The church my father spoke of was in sight, farther down the road. Pushing through the crowd, I did my best not to run, to stay calm and to think of what I was going to say to her. With each step that brought me closer to the looming brick cathedral, I felt the words drip out of my brain and disappear into some gutter.

I wasn’t sure what to say. I must have been going out of my mind. Like a madman, I’d been running all over the damn hospital, calling her phone over and over again. Now I was standing outside of the intimidating wooden doors of Saint Margaret, unsure of what I could possibly say to her.

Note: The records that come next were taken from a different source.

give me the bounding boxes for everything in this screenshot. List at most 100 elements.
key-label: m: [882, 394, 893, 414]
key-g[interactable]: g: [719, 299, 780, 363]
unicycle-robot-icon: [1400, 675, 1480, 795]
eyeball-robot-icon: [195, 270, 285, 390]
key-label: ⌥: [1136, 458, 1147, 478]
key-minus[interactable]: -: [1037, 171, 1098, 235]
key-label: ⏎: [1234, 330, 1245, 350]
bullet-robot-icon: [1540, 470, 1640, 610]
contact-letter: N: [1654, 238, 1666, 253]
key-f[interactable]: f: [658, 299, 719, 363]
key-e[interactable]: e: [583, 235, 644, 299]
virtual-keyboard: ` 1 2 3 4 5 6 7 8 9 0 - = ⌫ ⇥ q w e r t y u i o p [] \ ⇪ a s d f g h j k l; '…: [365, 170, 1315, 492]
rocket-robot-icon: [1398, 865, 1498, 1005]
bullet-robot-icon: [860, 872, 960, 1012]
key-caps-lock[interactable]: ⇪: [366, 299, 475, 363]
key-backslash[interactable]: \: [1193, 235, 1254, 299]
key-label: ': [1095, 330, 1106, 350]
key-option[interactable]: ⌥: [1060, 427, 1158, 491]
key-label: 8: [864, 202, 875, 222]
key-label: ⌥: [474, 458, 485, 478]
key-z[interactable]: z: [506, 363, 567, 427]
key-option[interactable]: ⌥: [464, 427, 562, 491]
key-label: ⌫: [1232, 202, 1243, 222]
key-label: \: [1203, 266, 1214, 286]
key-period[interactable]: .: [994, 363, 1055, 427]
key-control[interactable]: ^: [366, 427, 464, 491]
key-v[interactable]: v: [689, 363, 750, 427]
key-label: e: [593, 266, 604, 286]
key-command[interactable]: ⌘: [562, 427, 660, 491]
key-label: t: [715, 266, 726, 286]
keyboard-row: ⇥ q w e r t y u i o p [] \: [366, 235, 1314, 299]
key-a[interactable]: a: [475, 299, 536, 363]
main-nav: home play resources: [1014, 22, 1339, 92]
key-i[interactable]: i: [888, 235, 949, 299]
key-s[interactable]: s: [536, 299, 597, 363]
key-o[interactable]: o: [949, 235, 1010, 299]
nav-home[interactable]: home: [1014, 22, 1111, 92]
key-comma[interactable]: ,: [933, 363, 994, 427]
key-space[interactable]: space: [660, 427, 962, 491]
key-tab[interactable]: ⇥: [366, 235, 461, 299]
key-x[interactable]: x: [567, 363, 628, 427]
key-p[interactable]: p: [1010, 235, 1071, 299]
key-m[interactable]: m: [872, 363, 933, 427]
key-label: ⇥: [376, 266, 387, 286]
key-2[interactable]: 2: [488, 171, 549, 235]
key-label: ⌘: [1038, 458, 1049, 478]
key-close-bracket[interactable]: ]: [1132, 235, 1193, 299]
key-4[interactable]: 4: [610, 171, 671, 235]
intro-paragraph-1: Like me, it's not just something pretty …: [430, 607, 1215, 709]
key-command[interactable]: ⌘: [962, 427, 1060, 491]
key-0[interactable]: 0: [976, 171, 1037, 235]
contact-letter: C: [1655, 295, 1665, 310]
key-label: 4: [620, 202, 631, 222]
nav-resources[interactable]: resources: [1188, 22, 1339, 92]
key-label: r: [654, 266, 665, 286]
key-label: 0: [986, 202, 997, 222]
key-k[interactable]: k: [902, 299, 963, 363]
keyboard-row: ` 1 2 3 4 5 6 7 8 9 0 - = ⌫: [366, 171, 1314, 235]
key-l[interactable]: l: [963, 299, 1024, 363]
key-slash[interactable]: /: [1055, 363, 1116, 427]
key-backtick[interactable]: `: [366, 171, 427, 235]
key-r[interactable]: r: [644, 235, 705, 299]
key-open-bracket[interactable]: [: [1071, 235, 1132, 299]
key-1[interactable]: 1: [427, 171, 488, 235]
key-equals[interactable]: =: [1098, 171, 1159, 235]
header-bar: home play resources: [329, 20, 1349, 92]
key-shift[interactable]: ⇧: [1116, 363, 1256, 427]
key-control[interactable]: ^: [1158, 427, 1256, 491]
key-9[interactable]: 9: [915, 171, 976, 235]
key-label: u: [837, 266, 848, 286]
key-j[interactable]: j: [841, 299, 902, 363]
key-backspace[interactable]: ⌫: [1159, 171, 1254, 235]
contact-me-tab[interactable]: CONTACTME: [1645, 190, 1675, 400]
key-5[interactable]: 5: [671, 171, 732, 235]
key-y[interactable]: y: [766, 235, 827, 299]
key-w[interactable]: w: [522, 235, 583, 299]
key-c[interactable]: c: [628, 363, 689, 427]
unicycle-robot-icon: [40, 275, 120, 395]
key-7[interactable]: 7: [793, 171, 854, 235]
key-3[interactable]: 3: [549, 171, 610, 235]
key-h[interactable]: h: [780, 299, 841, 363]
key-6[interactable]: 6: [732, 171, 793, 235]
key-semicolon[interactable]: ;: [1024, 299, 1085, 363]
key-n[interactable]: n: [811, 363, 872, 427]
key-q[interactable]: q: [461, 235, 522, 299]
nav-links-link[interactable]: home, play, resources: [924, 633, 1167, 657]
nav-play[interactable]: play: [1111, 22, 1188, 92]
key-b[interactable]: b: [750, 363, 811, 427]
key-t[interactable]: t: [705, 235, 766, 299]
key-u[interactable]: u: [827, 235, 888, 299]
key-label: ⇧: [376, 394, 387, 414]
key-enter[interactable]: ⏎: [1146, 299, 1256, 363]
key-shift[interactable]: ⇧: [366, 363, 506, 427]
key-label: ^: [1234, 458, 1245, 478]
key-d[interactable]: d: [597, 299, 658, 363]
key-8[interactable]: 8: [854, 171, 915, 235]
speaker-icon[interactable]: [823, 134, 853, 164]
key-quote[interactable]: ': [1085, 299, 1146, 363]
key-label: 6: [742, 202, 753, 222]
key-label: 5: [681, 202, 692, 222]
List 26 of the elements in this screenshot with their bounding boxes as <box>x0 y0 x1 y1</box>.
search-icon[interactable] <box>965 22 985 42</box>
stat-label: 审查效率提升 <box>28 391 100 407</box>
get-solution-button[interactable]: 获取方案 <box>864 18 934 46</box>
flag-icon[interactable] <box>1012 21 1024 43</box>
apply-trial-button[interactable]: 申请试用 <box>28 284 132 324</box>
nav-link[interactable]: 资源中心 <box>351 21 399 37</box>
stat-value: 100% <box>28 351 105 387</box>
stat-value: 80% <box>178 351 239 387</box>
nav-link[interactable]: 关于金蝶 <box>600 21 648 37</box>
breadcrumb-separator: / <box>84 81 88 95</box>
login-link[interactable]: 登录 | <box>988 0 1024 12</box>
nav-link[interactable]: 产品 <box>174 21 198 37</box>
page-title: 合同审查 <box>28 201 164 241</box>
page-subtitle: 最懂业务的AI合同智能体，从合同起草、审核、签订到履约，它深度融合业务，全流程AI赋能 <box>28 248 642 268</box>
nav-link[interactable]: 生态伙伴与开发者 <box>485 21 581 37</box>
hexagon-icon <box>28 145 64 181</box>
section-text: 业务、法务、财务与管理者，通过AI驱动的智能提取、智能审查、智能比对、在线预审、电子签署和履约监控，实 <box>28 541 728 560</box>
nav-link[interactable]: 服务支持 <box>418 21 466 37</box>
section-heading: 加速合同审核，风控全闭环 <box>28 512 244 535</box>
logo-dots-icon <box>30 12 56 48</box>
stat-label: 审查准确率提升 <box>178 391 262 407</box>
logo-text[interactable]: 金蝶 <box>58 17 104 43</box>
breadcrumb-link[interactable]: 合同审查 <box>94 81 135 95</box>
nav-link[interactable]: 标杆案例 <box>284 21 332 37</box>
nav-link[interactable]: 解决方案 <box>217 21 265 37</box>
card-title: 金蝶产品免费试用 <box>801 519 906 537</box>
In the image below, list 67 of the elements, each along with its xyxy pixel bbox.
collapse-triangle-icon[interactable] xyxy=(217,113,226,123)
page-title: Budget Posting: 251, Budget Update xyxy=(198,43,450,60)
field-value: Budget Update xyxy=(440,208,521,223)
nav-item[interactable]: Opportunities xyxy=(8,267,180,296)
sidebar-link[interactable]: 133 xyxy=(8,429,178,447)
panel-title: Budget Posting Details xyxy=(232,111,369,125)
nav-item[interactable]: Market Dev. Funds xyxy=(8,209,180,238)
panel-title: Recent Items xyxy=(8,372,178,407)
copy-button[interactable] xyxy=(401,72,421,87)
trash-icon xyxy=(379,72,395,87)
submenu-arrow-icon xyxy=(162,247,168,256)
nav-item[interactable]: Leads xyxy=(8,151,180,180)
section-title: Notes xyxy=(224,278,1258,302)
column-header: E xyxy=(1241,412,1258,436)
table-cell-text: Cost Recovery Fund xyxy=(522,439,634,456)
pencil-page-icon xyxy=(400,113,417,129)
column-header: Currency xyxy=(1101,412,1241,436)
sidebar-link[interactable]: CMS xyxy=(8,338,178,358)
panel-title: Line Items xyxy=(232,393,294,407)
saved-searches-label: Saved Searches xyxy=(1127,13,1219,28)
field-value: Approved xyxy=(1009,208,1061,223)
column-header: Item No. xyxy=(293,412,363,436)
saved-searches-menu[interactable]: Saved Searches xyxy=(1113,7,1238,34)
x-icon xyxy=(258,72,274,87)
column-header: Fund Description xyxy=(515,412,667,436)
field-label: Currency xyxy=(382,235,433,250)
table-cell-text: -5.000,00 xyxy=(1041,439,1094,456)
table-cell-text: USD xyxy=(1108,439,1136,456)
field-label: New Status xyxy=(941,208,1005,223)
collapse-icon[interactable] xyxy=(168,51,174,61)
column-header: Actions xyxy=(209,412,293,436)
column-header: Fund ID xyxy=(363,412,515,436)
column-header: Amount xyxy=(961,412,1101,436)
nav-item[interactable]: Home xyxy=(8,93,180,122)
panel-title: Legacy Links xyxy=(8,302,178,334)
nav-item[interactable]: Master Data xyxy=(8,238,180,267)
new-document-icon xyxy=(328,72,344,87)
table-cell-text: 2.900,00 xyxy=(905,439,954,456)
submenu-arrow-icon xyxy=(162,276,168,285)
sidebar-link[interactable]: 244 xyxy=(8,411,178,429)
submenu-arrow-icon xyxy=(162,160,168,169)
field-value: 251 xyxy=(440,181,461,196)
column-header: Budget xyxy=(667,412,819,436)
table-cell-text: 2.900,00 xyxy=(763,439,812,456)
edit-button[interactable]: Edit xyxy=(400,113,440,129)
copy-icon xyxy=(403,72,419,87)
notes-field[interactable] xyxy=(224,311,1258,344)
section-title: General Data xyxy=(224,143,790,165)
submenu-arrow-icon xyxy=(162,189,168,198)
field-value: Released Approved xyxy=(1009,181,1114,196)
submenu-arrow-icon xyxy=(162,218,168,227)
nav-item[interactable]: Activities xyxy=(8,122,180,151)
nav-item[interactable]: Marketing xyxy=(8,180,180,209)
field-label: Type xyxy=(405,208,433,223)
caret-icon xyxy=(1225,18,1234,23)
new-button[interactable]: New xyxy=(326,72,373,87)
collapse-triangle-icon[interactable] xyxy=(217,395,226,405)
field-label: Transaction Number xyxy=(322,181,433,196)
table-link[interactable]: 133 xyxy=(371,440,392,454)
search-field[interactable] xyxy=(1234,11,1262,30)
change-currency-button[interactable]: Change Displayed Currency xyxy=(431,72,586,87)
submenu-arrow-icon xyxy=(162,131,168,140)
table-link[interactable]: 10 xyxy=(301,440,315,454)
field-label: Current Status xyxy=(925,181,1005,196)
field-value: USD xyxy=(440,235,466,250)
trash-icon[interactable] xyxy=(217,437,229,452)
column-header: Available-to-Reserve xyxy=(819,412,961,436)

Mind went back to the first time I had met her. I was entering Eastside Diner to escape the monsoon that was pouring over the city. The moment I saw her run in, out of breath, dripping wet, and laughing like a madwoman, I found myself unable to look away from her. She had this presence about her and it drew me in.

It felt like a lifetime ago.

Sighing, I grasped the church door and pulled. As the door swung open, I saw her. She stuck out like…well, like a drunk in a church. She sat in the candle lit cathedral with her legs propped up on the pew, and a bottle of vodka in her hand. Not a soul dared to rear their heads. Blessing myself, I walked the aisle, my feet echoing as I hurried to reach her. She didn’t even look up. She just drank.

“I called you,” I whispered to her.

“A lot of people called me. I threw my phone out the window.” Again, she put the bottle to her lips.

That was rational
.

“Okay.”

“Okay.”

I was waiting for something…anything. For her to break down like before, maybe even scream, but instead, she sat comfortably in the second row staring up at the cross hanging over the sea of candles.

“Coraline, talk to me. Please.”

“I don’t want to talk. I just want to drink.”

“Coraline…”

“You want to talk? Talk to God. Ask him why he’s such a dick. Why does he give with one hand and then slap you across the face with the other?”

She got up from the bench and stumbled forward. I reached to help, but she simply pushed me away, spilling some of the vodka over her hand and over me. Ignoring it, she continued moving towards the altar.

“Did you know only four percent of women diagnosed with ovarian cancer are my age?” she asked. “Slap one. Thanks, Big Guy!” She laughed, drinking at the foot of the cross. “I have stage two, which means both of my ovaries are shot! Because, why the fuck would I need ovaries, right? Oh, and so is my uterus. It’s not like I haven’t been dying for a child anyway.
Dying
, funny,
Big Guy.
You’re just hilarious!”

“Coraline—”

“Stop Coraline-ing me! Damn it! If I live…”

“You
will
live!” I wanted to grab her, but she kept pacing away from me. Watching her pace like that was driving me crazy.

“Yeah, because you’re an almighty Callahan. You see all, know all,
are
all, right? Every one of you walks on water! You all can do as you please and God simply looks away! Olivia is right, he’s picking favorites, but what else is new? We thought we caught it early, well we were wrong! I was wrong…so wrong…I thought I was pregnant. What kind of idiot thinks they’re pregnant? How did I not know? I didn’t see the signs until I was too far gone! How did I not notice?”